Я уж было совсем собрался опустить на визжащих служительниц такого приятного порока плащ своей храбрости, но лохматый дикий гуль, уже вцепившийся слоновьими клыками в зуннар фра Лоренцо, неожиданно завизжал ударенным щенком и повалился на спину, захлебываясь кровавой пеной без видимой на то причины. Я полагаю, пророк Исса все-таки имеет немалый вес перед Аллахом, ибо отпустивший старика Муас-Тифф недолго бился в конвульсиях, уйдя с прощальным воем в ад – а худшего места трудно и представить, даже в опьянении, запрещенном истинному мусульманину, но совсем слабо запрещенном, если быть справедливым…
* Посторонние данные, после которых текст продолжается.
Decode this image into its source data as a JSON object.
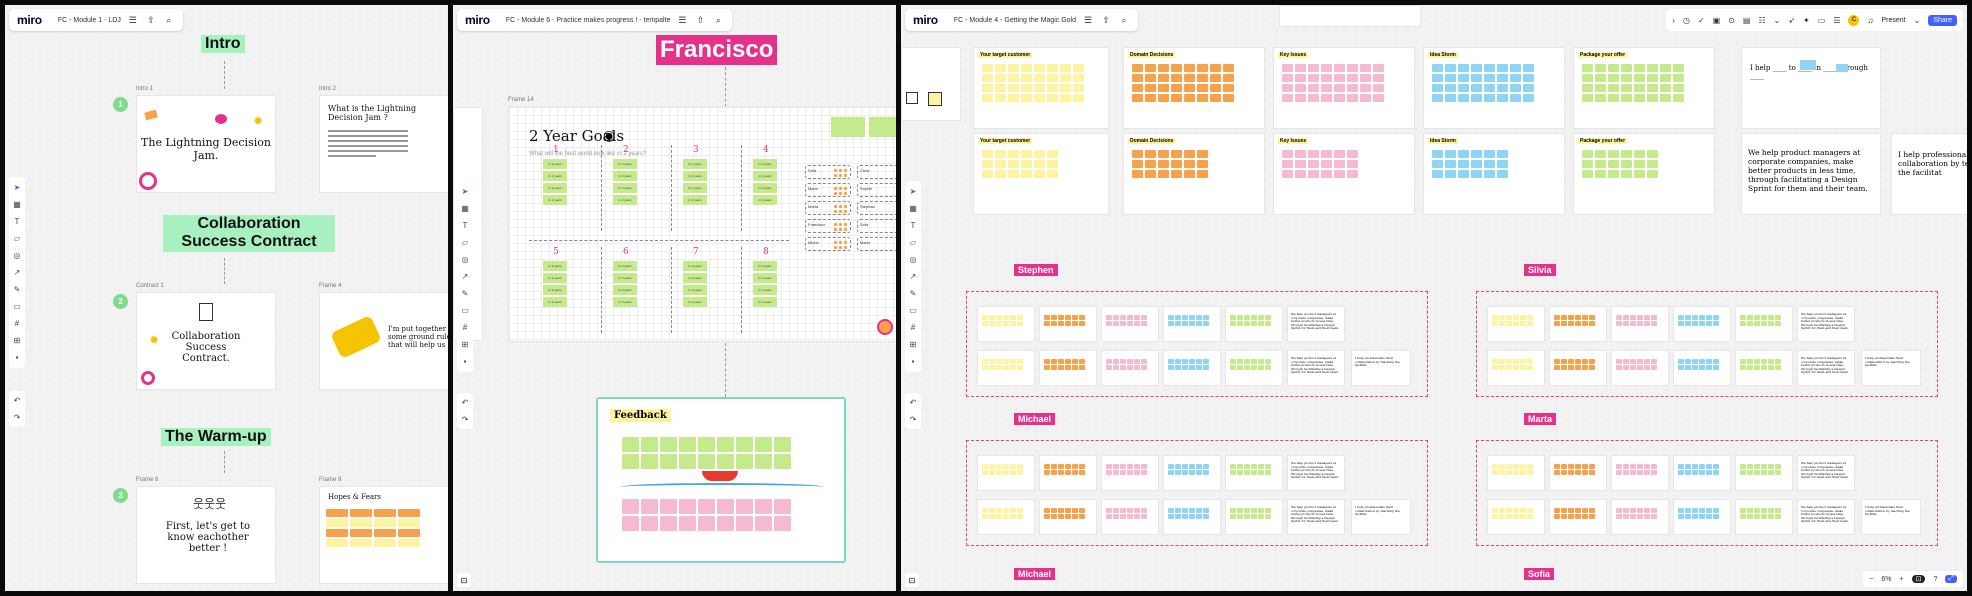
{
  "colors": {
    "green_sticky": "#c5ea8b",
    "orange_sticky": "#f7a14a",
    "pink_sticky": "#f5b9d0",
    "blue_sticky": "#8ed4f5",
    "yellow_sticky": "#fdf3a0",
    "title_green": "#a8f0c0",
    "pink_label": "#e6318a",
    "accent_blue": "#4262ff"
  },
  "pane1": {
    "logo": "miro",
    "board_name": "FC - Module 1 - LDJ",
    "icons": [
      "menu-icon",
      "upload-icon",
      "search-icon"
    ],
    "sections": [
      {
        "title": "Intro",
        "number": "1",
        "frames": [
          {
            "label": "Intro 1",
            "title": "The Lightning Decision Jam."
          },
          {
            "label": "Intro 2",
            "title": "What is the Lightning Decision Jam ?"
          }
        ]
      },
      {
        "title": "Collaboration Success Contract",
        "number": "2",
        "frames": [
          {
            "label": "Contract 1",
            "title": "Collaboration Success Contract."
          },
          {
            "label": "Frame 4",
            "title": "I'm put together some ground rules that will help us"
          }
        ]
      },
      {
        "title": "The Warm-up",
        "number": "3",
        "frames": [
          {
            "label": "Frame 8",
            "title": "First, let's get to know eachother better !"
          },
          {
            "label": "Frame 9",
            "title": "Hopes & Fears"
          }
        ]
      }
    ]
  },
  "pane2": {
    "logo": "miro",
    "board_name": "FC - Module 6 - Practice makes progress ! - tempalte",
    "person": "Francisco",
    "frame_label": "Frame 14",
    "goals_title": "2 Year Goals",
    "goals_subtitle": "What will the best world look like in 2 years?",
    "columns_top": [
      "1",
      "2",
      "3",
      "4"
    ],
    "columns_bottom": [
      "5",
      "6",
      "7",
      "8"
    ],
    "sticky_text": "In 2 years",
    "side_names": [
      "Sofa",
      "Mario",
      "Marta",
      "Francisco",
      "Miche",
      "Chris",
      "Sophie",
      "Stephan"
    ],
    "feedback_title": "Feedback"
  },
  "pane3": {
    "logo": "miro",
    "board_name": "FC - Module 4 - Getting the Magic Gold",
    "top_frames": [
      {
        "title": "Your target customer"
      },
      {
        "title": "Domain Decisions"
      },
      {
        "title": "Key Issues"
      },
      {
        "title": "Idea Storm"
      },
      {
        "title": "Package your offer"
      }
    ],
    "helper_text": "I help ____ to ____ in ____ through ____",
    "statement": "We help product managers at corporate companies, make better products in less time, through facilitating a Design Sprint for them and their team.",
    "statement2": "I help professionals their collaboration by teaching the facilitat",
    "people": [
      "Stephen",
      "Silvia",
      "Michael",
      "Marta",
      "Michael",
      "Sofia"
    ],
    "present_label": "Present",
    "share_label": "Share",
    "avatar_letter": "C",
    "zoom_level": "6%"
  }
}
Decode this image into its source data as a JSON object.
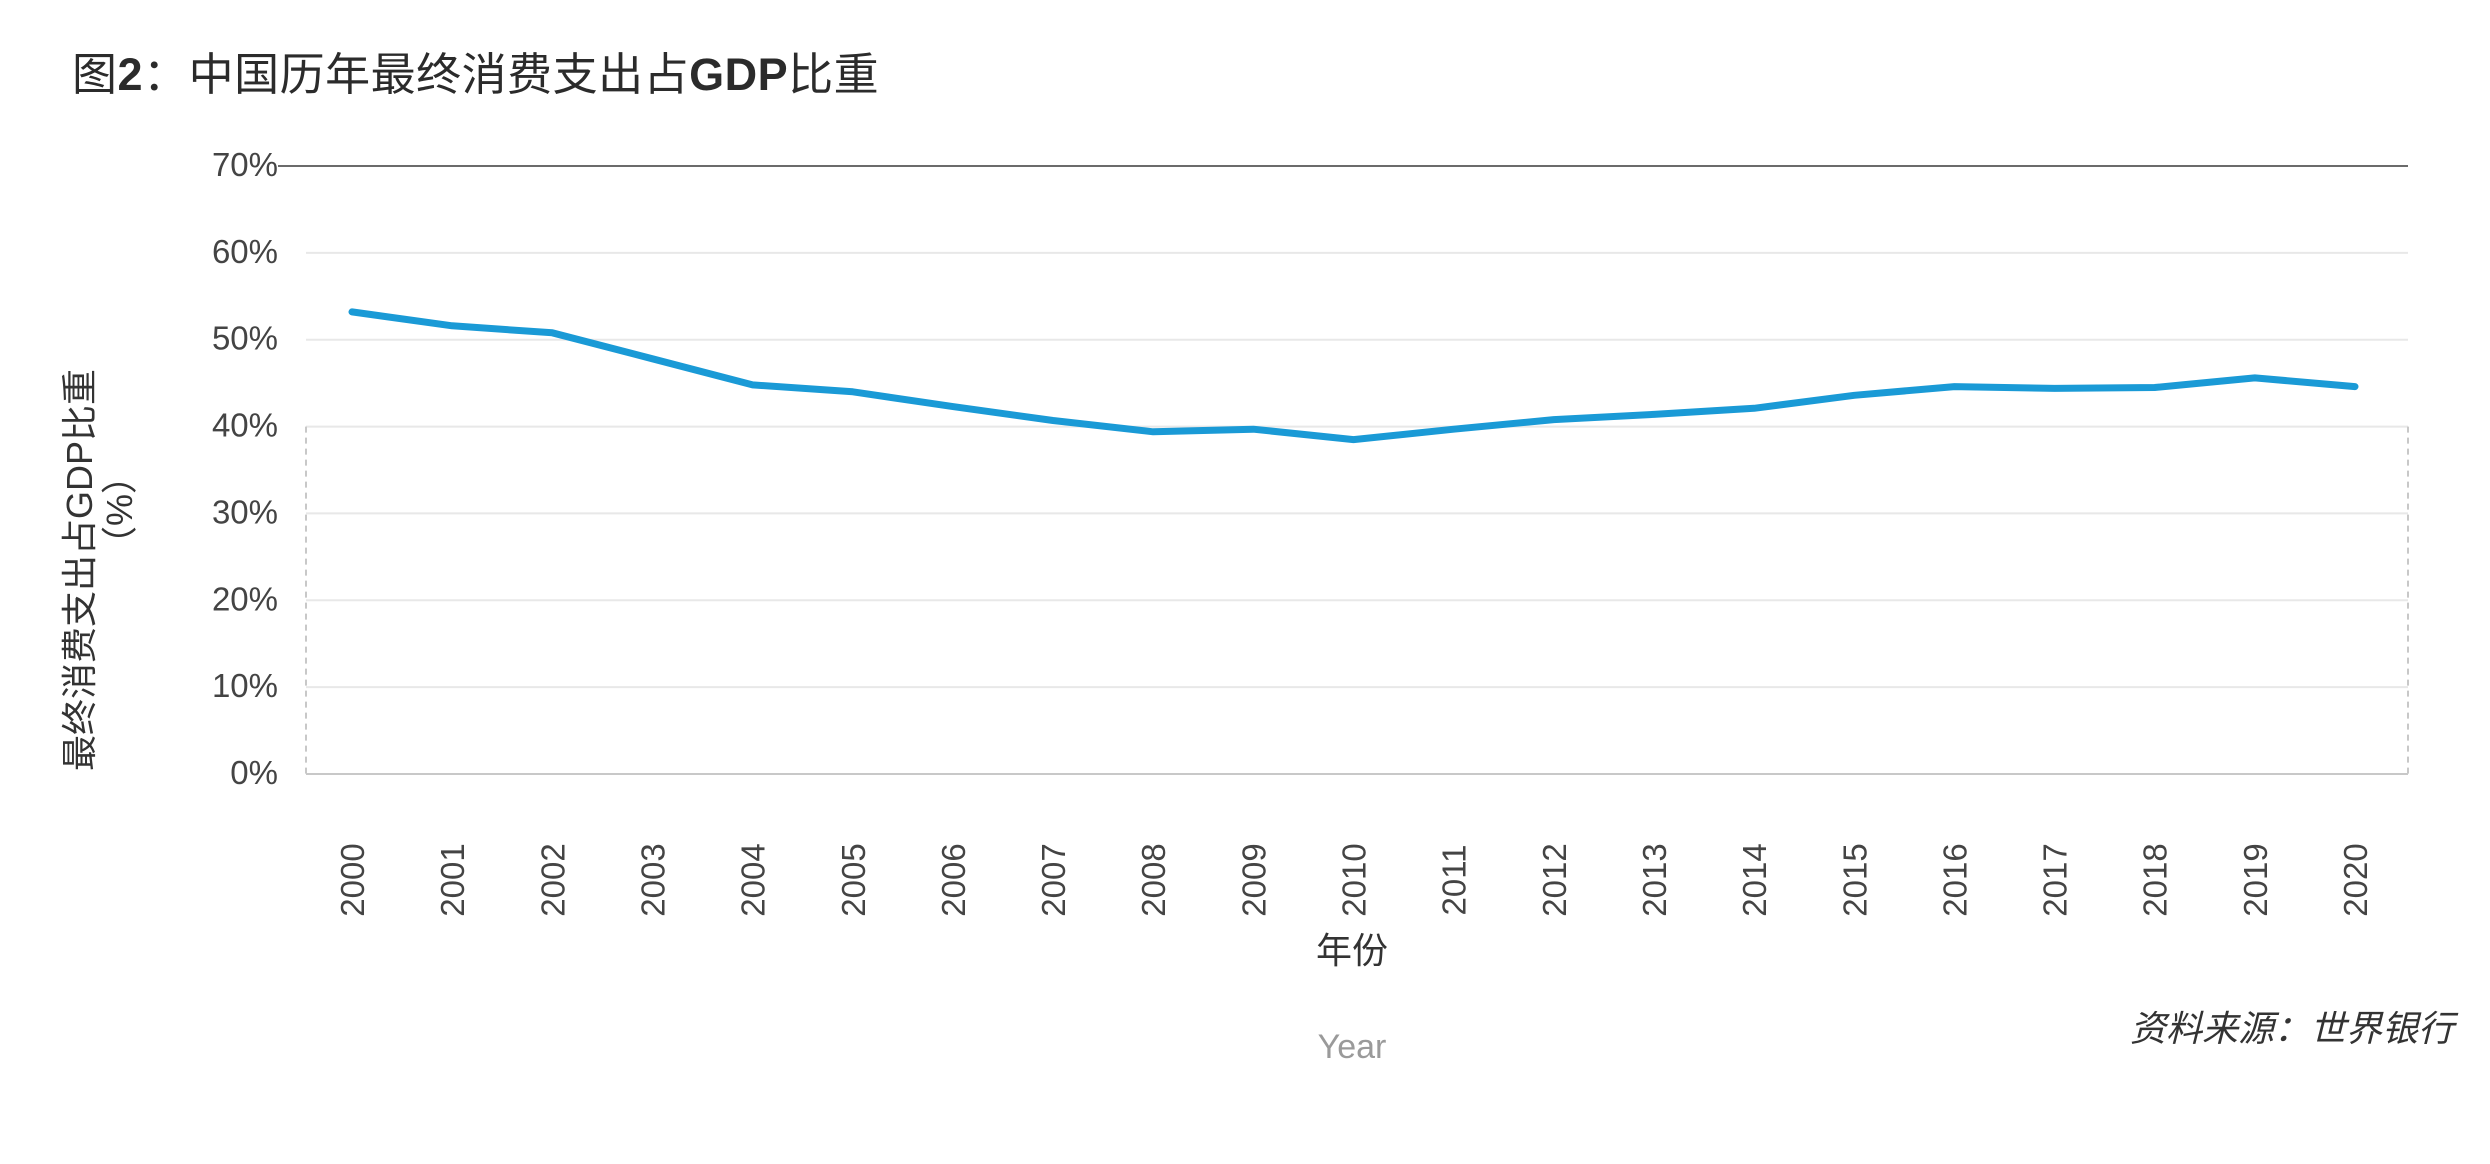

О сандалия халифа Али – причем правая сандалия! – я клянусь, что квартал Ан-Рейхани мгновенно наполнился топотом бегущих ног, а впереди всех несся, расправив плечи возраста, внезапно помолодевший фра Лоренцо, и я еще подумал, что если старый гяур при виде Разрушительницы дворцов и Разлучительницы собраний преисполнился силами цветущей юности, то сколь доблестны стали бы дряхлые последователи истинной веры и лично мудрый кади нашего славного Города, если выпускать на них хотя бы раз в месяц любимых эмирских барсов с гор Тау-Кешт…
Да, о уста ангелов седьмого неба, я уже засунул язык своей дерзости в шаровары своей скромности, и если что и привлекло в тот день мое недостойное внимание, так это заявление Джакопо Генуэзца о неестественно расширенных зрачках ушедшей в небытие собаки, в стекле которых ясно читался невыносимый ужас – но какое дело висак-баши у стремени повелителя до страха в налитых злобой глазах дохлого франкского пса, когда из-за дувала мне уже улыбались звезды под покрывалом сумерек, дивные глазки красавицы Зейнаб, обещавшие влюбленному Алямафрузу все, что только может пообещать женщина – а пообещать женщина может многое, если захочет выполнить обещанное – ибо сказано в Коране: «Женщина вам пашня, пашите ее как угодно…»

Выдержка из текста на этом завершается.